Tubeless valve core tool
Over time, tubeless sealant can dry out or if you are mountain biker, can get burped out if you’re busy shralping berms. Periodic top up of fresh tubeless sealant is therefore required. The easiest way of doing this is by removing the presta valve core, as opposed to popping the tyre bead out of the rim. A decent valve core tool makes this job far easier.
Hydraulic bleed kit
Regular bleeding is necessary for hydraulic brakes to maintain optimal performance, enhance their reliability during continuous usage, and prolong their lifespan to prevent failures. Your brakes should be bled at a minimum of 12 month intervals. If you don’t know how to bleed brakes, we recommend leaving it to the professionals at your local bike shop.
With any luck, you’re using bike specific cleaning kit! Bicycle-specific cleaning kits are typically gentler on bike finishes and materials. They are designed to remove dirt, grime, and grease while minimising the risk of scratching or dulling the bike’s paint, frame, or other sensitive parts such as brake surfaces. Avoid using sponges if you have a gloss finished frame. Sponges cause marring and swirl marks over time. Instead, opt for a microfiber or woollen wash mitt.

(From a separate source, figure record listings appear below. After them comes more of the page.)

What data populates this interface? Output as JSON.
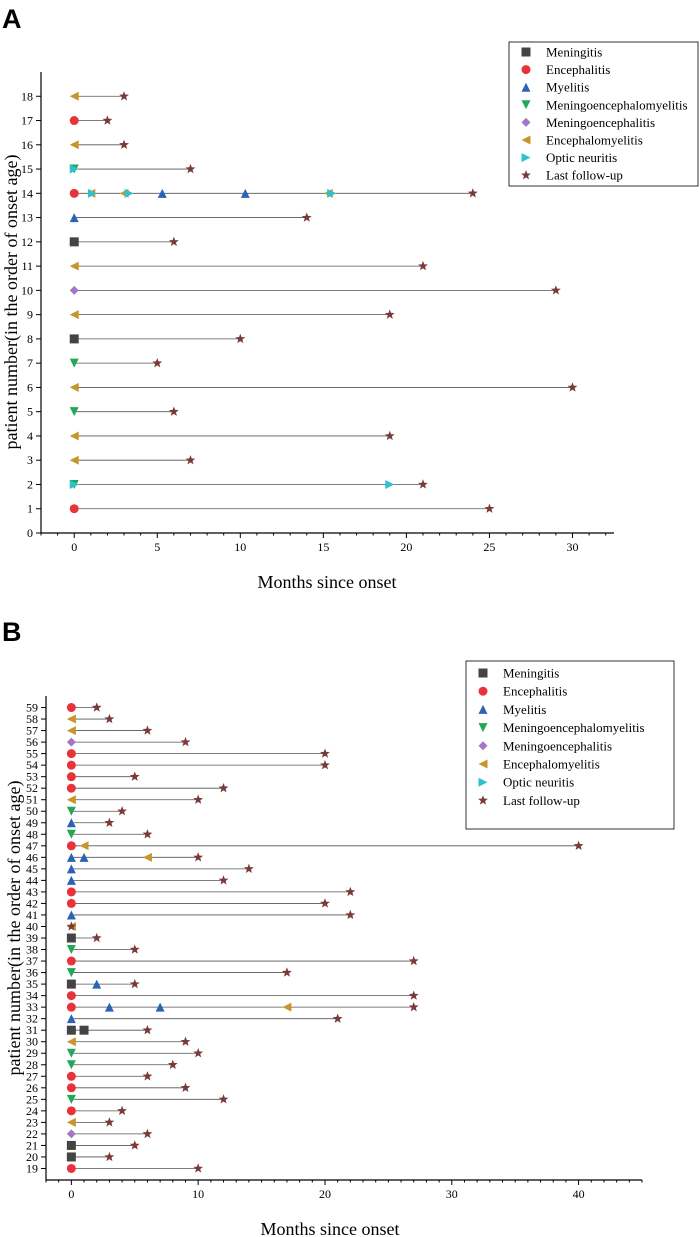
{
  "panels": [
    {
      "label": "A"
    },
    {
      "label": "B"
    }
  ],
  "colors": {
    "Meningitis": "#444444",
    "Encephalitis": "#e8333a",
    "Myelitis": "#2b63b8",
    "Meningoencephalomyelitis": "#22a858",
    "Meningoencephalitis": "#a277c9",
    "Encephalomyelitis": "#c9952a",
    "Optic neuritis": "#2fc1d0",
    "Last follow-up": "#7a3a3a"
  },
  "chart_data": [
    {
      "type": "scatter",
      "title": "",
      "xlabel": "Months since onset",
      "ylabel": "patient number(in the order of onset age)",
      "xlim": [
        -2,
        32.5
      ],
      "ylim": [
        0,
        19
      ],
      "xticks": [
        0,
        5,
        10,
        15,
        20,
        25,
        30
      ],
      "yticks": [
        0,
        1,
        2,
        3,
        4,
        5,
        6,
        7,
        8,
        9,
        10,
        11,
        12,
        13,
        14,
        15,
        16,
        17,
        18
      ],
      "legend": [
        "Meningitis",
        "Encephalitis",
        "Myelitis",
        "Meningoencephalomyelitis",
        "Meningoencephalitis",
        "Encephalomyelitis",
        "Optic neuritis",
        "Last follow-up"
      ],
      "legend_position": "top-right",
      "patients": [
        {
          "id": 1,
          "events": [
            {
              "t": 0,
              "type": "Encephalitis"
            }
          ],
          "last": 25
        },
        {
          "id": 2,
          "events": [
            {
              "t": 0,
              "type": "Meningoencephalomyelitis"
            },
            {
              "t": 0,
              "type": "Optic neuritis"
            },
            {
              "t": 19,
              "type": "Optic neuritis"
            }
          ],
          "last": 21
        },
        {
          "id": 3,
          "events": [
            {
              "t": 0,
              "type": "Encephalomyelitis"
            }
          ],
          "last": 7
        },
        {
          "id": 4,
          "events": [
            {
              "t": 0,
              "type": "Encephalomyelitis"
            }
          ],
          "last": 19
        },
        {
          "id": 5,
          "events": [
            {
              "t": 0,
              "type": "Meningoencephalomyelitis"
            }
          ],
          "last": 6
        },
        {
          "id": 6,
          "events": [
            {
              "t": 0,
              "type": "Encephalomyelitis"
            }
          ],
          "last": 30
        },
        {
          "id": 7,
          "events": [
            {
              "t": 0,
              "type": "Meningoencephalomyelitis"
            }
          ],
          "last": 5
        },
        {
          "id": 8,
          "events": [
            {
              "t": 0,
              "type": "Meningitis"
            }
          ],
          "last": 10
        },
        {
          "id": 9,
          "events": [
            {
              "t": 0,
              "type": "Encephalomyelitis"
            }
          ],
          "last": 19
        },
        {
          "id": 10,
          "events": [
            {
              "t": 0,
              "type": "Meningoencephalitis"
            }
          ],
          "last": 29
        },
        {
          "id": 11,
          "events": [
            {
              "t": 0,
              "type": "Encephalomyelitis"
            }
          ],
          "last": 21
        },
        {
          "id": 12,
          "events": [
            {
              "t": 0,
              "type": "Meningitis"
            }
          ],
          "last": 6
        },
        {
          "id": 13,
          "events": [
            {
              "t": 0,
              "type": "Myelitis"
            }
          ],
          "last": 14
        },
        {
          "id": 14,
          "events": [
            {
              "t": 0,
              "type": "Encephalitis"
            },
            {
              "t": 1,
              "type": "Encephalomyelitis"
            },
            {
              "t": 1.1,
              "type": "Optic neuritis"
            },
            {
              "t": 3,
              "type": "Encephalomyelitis"
            },
            {
              "t": 3.3,
              "type": "Optic neuritis"
            },
            {
              "t": 5.3,
              "type": "Myelitis"
            },
            {
              "t": 10.3,
              "type": "Myelitis"
            },
            {
              "t": 15.3,
              "type": "Encephalomyelitis"
            },
            {
              "t": 15.5,
              "type": "Optic neuritis"
            }
          ],
          "last": 24
        },
        {
          "id": 15,
          "events": [
            {
              "t": 0,
              "type": "Meningoencephalomyelitis"
            },
            {
              "t": 0,
              "type": "Optic neuritis"
            }
          ],
          "last": 7
        },
        {
          "id": 16,
          "events": [
            {
              "t": 0,
              "type": "Encephalomyelitis"
            }
          ],
          "last": 3
        },
        {
          "id": 17,
          "events": [
            {
              "t": 0,
              "type": "Encephalitis"
            }
          ],
          "last": 2
        },
        {
          "id": 18,
          "events": [
            {
              "t": 0,
              "type": "Encephalomyelitis"
            }
          ],
          "last": 3
        }
      ]
    },
    {
      "type": "scatter",
      "title": "",
      "xlabel": "Months since onset",
      "ylabel": "patient number(in the order of onset age)",
      "xlim": [
        -2,
        45
      ],
      "ylim": [
        18,
        60
      ],
      "xticks": [
        0,
        10,
        20,
        30,
        40
      ],
      "yticks": [
        19,
        20,
        21,
        22,
        23,
        24,
        25,
        26,
        27,
        28,
        29,
        30,
        31,
        32,
        33,
        34,
        35,
        36,
        37,
        38,
        39,
        40,
        41,
        42,
        43,
        44,
        45,
        46,
        47,
        48,
        49,
        50,
        51,
        52,
        53,
        54,
        55,
        56,
        57,
        58,
        59
      ],
      "legend": [
        "Meningitis",
        "Encephalitis",
        "Myelitis",
        "Meningoencephalomyelitis",
        "Meningoencephalitis",
        "Encephalomyelitis",
        "Optic neuritis",
        "Last follow-up"
      ],
      "legend_position": "top-right",
      "patients": [
        {
          "id": 19,
          "events": [
            {
              "t": 0,
              "type": "Encephalitis"
            }
          ],
          "last": 10
        },
        {
          "id": 20,
          "events": [
            {
              "t": 0,
              "type": "Meningitis"
            }
          ],
          "last": 3
        },
        {
          "id": 21,
          "events": [
            {
              "t": 0,
              "type": "Meningitis"
            }
          ],
          "last": 5
        },
        {
          "id": 22,
          "events": [
            {
              "t": 0,
              "type": "Meningoencephalitis"
            }
          ],
          "last": 6
        },
        {
          "id": 23,
          "events": [
            {
              "t": 0,
              "type": "Encephalomyelitis"
            }
          ],
          "last": 3
        },
        {
          "id": 24,
          "events": [
            {
              "t": 0,
              "type": "Encephalitis"
            }
          ],
          "last": 4
        },
        {
          "id": 25,
          "events": [
            {
              "t": 0,
              "type": "Meningoencephalomyelitis"
            }
          ],
          "last": 12
        },
        {
          "id": 26,
          "events": [
            {
              "t": 0,
              "type": "Encephalitis"
            }
          ],
          "last": 9
        },
        {
          "id": 27,
          "events": [
            {
              "t": 0,
              "type": "Encephalitis"
            }
          ],
          "last": 6
        },
        {
          "id": 28,
          "events": [
            {
              "t": 0,
              "type": "Meningoencephalomyelitis"
            }
          ],
          "last": 8
        },
        {
          "id": 29,
          "events": [
            {
              "t": 0,
              "type": "Meningoencephalomyelitis"
            }
          ],
          "last": 10
        },
        {
          "id": 30,
          "events": [
            {
              "t": 0,
              "type": "Encephalomyelitis"
            }
          ],
          "last": 9
        },
        {
          "id": 31,
          "events": [
            {
              "t": 0,
              "type": "Meningitis"
            },
            {
              "t": 1,
              "type": "Meningitis"
            }
          ],
          "last": 6
        },
        {
          "id": 32,
          "events": [
            {
              "t": 0,
              "type": "Myelitis"
            }
          ],
          "last": 21
        },
        {
          "id": 33,
          "events": [
            {
              "t": 0,
              "type": "Encephalitis"
            },
            {
              "t": 3,
              "type": "Myelitis"
            },
            {
              "t": 7,
              "type": "Myelitis"
            },
            {
              "t": 17,
              "type": "Encephalomyelitis"
            }
          ],
          "last": 27
        },
        {
          "id": 34,
          "events": [
            {
              "t": 0,
              "type": "Encephalitis"
            }
          ],
          "last": 27
        },
        {
          "id": 35,
          "events": [
            {
              "t": 0,
              "type": "Meningitis"
            },
            {
              "t": 2,
              "type": "Myelitis"
            }
          ],
          "last": 5
        },
        {
          "id": 36,
          "events": [
            {
              "t": 0,
              "type": "Meningoencephalomyelitis"
            }
          ],
          "last": 17
        },
        {
          "id": 37,
          "events": [
            {
              "t": 0,
              "type": "Encephalitis"
            }
          ],
          "last": 27
        },
        {
          "id": 38,
          "events": [
            {
              "t": 0,
              "type": "Meningoencephalomyelitis"
            }
          ],
          "last": 5
        },
        {
          "id": 39,
          "events": [
            {
              "t": 0,
              "type": "Meningitis"
            }
          ],
          "last": 2
        },
        {
          "id": 40,
          "events": [
            {
              "t": 0,
              "type": "Encephalomyelitis"
            }
          ],
          "last": 0
        },
        {
          "id": 41,
          "events": [
            {
              "t": 0,
              "type": "Myelitis"
            }
          ],
          "last": 22
        },
        {
          "id": 42,
          "events": [
            {
              "t": 0,
              "type": "Encephalitis"
            }
          ],
          "last": 20
        },
        {
          "id": 43,
          "events": [
            {
              "t": 0,
              "type": "Encephalitis"
            }
          ],
          "last": 22
        },
        {
          "id": 44,
          "events": [
            {
              "t": 0,
              "type": "Myelitis"
            }
          ],
          "last": 12
        },
        {
          "id": 45,
          "events": [
            {
              "t": 0,
              "type": "Myelitis"
            }
          ],
          "last": 14
        },
        {
          "id": 46,
          "events": [
            {
              "t": 0,
              "type": "Myelitis"
            },
            {
              "t": 1,
              "type": "Myelitis"
            },
            {
              "t": 6,
              "type": "Encephalomyelitis"
            }
          ],
          "last": 10
        },
        {
          "id": 47,
          "events": [
            {
              "t": 0,
              "type": "Encephalitis"
            },
            {
              "t": 1,
              "type": "Encephalomyelitis"
            }
          ],
          "last": 40
        },
        {
          "id": 48,
          "events": [
            {
              "t": 0,
              "type": "Meningoencephalomyelitis"
            }
          ],
          "last": 6
        },
        {
          "id": 49,
          "events": [
            {
              "t": 0,
              "type": "Myelitis"
            }
          ],
          "last": 3
        },
        {
          "id": 50,
          "events": [
            {
              "t": 0,
              "type": "Meningoencephalomyelitis"
            }
          ],
          "last": 4
        },
        {
          "id": 51,
          "events": [
            {
              "t": 0,
              "type": "Encephalomyelitis"
            }
          ],
          "last": 10
        },
        {
          "id": 52,
          "events": [
            {
              "t": 0,
              "type": "Encephalitis"
            }
          ],
          "last": 12
        },
        {
          "id": 53,
          "events": [
            {
              "t": 0,
              "type": "Encephalitis"
            }
          ],
          "last": 5
        },
        {
          "id": 54,
          "events": [
            {
              "t": 0,
              "type": "Encephalitis"
            }
          ],
          "last": 20
        },
        {
          "id": 55,
          "events": [
            {
              "t": 0,
              "type": "Encephalitis"
            }
          ],
          "last": 20
        },
        {
          "id": 56,
          "events": [
            {
              "t": 0,
              "type": "Meningoencephalitis"
            }
          ],
          "last": 9
        },
        {
          "id": 57,
          "events": [
            {
              "t": 0,
              "type": "Encephalomyelitis"
            }
          ],
          "last": 6
        },
        {
          "id": 58,
          "events": [
            {
              "t": 0,
              "type": "Encephalomyelitis"
            }
          ],
          "last": 3
        },
        {
          "id": 59,
          "events": [
            {
              "t": 0,
              "type": "Encephalitis"
            }
          ],
          "last": 2
        }
      ]
    }
  ]
}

When fitting new or replacing serviced component parts, use of assembly grease helps prevent corrosion, reduces friction, facilitates proper torque application, eases disassembly, and provides protective storage. It is an essential lubricant that ensures the longevity, functionality, and reliability of your bike’s components. If you have ever had to battle a seized seat post out of your frame, you will know how important the correct grease is.
There we have it! Although you have probably thought of some other useful tools, from our experience, the tools listed here ought to give you the ability to keep your bike in tip top condition. If you could add one more tool, what would it be? Let us know in the comments!